Once more he told himself that when the gods are bountiful, man must not cry for more. He thought how, like the heir of great wealth who is happy at first only to know his fortune, he had gazed at the face before him; the wind-tossed hair springing loosely from its peak, the forehead already traced with faint creases by the eyes’ intensity; the eyes in their beautiful hollows, the firm yet feeling mouth, the aspiring arch of the golden eyebrows. It had seemed he could sit forever, content simply with this. So it had seemed at first.

“Oxhead wants exercise, let’s go riding.”

“Has he thrown the groom again?”

“No, that was just to teach him. I’d warned him, too.” The horse had consented, by degrees, to be mounted for the routine of the stables. But once his headstall was on with its buckles and plaques of silver, his collar worked with filigree, and his fringed saddlecloth, then he knew himself the seat of godhead, and avenged impiety. The groom was still laid up.

They rode through red new-leaved beech woods to the grassy uplands, at an easy pace set by Hephaistion, who knew Alexander would not let Oxhead stand in a sweat. At a coppice edge they dismounted, and stood looking out to the Chalkidian mountains beyond the plain and the sea.

“I found a book at Pella,” Alexander said, “last time we were there. It’s one by Plato, that Aristotle never showed us. I think he must have been envious.”

“What book?” Hephaistion smiling tested the hitch of his horse’s bridle.

“I learned some, listen. Love makes one ashamed of disgrace, and hungry for what is glorious; without which neither a people nor a man can do anything great or fine. If a lover were to be found doing something unworthy of himself, or basely failing to resent dishonor, he would rather be exposed before family or friends or anyone, than before the one he loves. And somewhere it says, Suppose a state or an army could be made up only of lovers and beloved. How could any company hope for greater things than these, despising infamy and rivaling each other in honor? Even a few of them, fighting side by side, might well conquer the world.”

“That’s beautiful.”

“He was a soldier when he was young, like Sokrates. I expect Aristotle was envious. The Athenians never founded a lovers’ regiment, they left it to the Thebans. No one’s yet beaten the Sacred Band, did you know that?”

“Let’s go in the wood.”

“That’s not the end, Sokrates ends it. He says the best, the greatest love can only be made by the soul.”

“Well,” said Hephaistion quickly, “but everyone knows he was the ugliest man in Athens.”

“The beautiful Alkibiades threw himself at his head. But he said that to make love with the soul was the greatest victory, like the triple crown at the games.”

Hephaistion stared out in pain to the mountains of Chalkidike. “It would be the greatest victory,” he said slowly, “to the one who minded most.”

Knowing that in the service of a ruthless god he had baited his trap with knowledge gained in love, he turned to Alexander. He stood staring out at the clouds, in solitude, conferring with his daimon.

Guilt-troubled, Hephaistion reached out and grasped his arm. “If you mean that, if it’s what you really want…”

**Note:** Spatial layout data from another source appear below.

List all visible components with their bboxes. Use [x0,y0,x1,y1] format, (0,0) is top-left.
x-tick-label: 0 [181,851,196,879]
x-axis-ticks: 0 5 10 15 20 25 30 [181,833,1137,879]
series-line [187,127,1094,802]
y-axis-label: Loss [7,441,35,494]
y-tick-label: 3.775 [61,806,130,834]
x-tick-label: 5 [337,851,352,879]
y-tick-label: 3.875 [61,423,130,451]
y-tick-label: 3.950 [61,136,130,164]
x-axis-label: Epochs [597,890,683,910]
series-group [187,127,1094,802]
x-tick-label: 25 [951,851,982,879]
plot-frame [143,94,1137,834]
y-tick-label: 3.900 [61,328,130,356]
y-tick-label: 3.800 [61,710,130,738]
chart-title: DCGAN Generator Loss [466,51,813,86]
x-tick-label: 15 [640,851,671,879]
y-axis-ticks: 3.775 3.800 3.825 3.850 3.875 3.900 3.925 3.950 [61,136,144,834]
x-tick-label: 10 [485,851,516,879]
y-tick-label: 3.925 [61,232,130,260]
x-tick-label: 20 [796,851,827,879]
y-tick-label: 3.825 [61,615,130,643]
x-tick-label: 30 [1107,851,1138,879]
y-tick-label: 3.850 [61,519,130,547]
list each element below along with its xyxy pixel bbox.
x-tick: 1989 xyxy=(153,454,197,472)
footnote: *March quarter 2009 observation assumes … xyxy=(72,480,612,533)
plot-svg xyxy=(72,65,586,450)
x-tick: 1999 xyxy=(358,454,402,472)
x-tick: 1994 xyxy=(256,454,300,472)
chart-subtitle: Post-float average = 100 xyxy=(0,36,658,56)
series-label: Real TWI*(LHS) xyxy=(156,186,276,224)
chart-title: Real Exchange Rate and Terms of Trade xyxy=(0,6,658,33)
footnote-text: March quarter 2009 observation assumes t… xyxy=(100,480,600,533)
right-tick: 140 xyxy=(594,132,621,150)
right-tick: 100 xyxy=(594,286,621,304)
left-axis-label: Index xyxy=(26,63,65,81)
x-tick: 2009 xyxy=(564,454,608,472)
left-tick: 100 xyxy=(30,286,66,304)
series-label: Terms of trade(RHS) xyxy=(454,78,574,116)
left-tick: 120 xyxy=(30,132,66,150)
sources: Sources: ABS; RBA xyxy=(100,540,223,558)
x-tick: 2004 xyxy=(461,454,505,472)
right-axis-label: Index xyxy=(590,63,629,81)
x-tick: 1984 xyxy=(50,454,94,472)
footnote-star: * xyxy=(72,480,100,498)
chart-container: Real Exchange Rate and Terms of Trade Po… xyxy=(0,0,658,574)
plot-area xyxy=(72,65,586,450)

He raised his brows, smiled, and tossed back his hair. “I’ll tell you something.”

“Yes?”

“If you can catch me.”

He was always the quickest off the mark. While his voice still hung in the air he was gone. Hephaistion threaded light birches and shadowy larches to a rocky scarp. At its foot Alexander lay motionless with closed eyes. Distraught and breathless Hephaistion clambered down, knelt by him, felt him for injuries. Nothing whatever was wrong. He eyed Hephaistion smiling. “Hush! You’ll scare the foxes.”

“I could kill you,” said Hephaistion with rapture.

The sunlight, sifting through the larch boughs, had moved westward a little, striking glints like topaz from the wall of their rocky lair. Alexander lay watching the weaving tassels with his arm behind his head.

“What are you thinking of?” Hephaistion asked him.

“Of death.”

“It does leave people sad sometimes. It’s the vital spirits that have gone out of one. I’d not have it undone; would you?”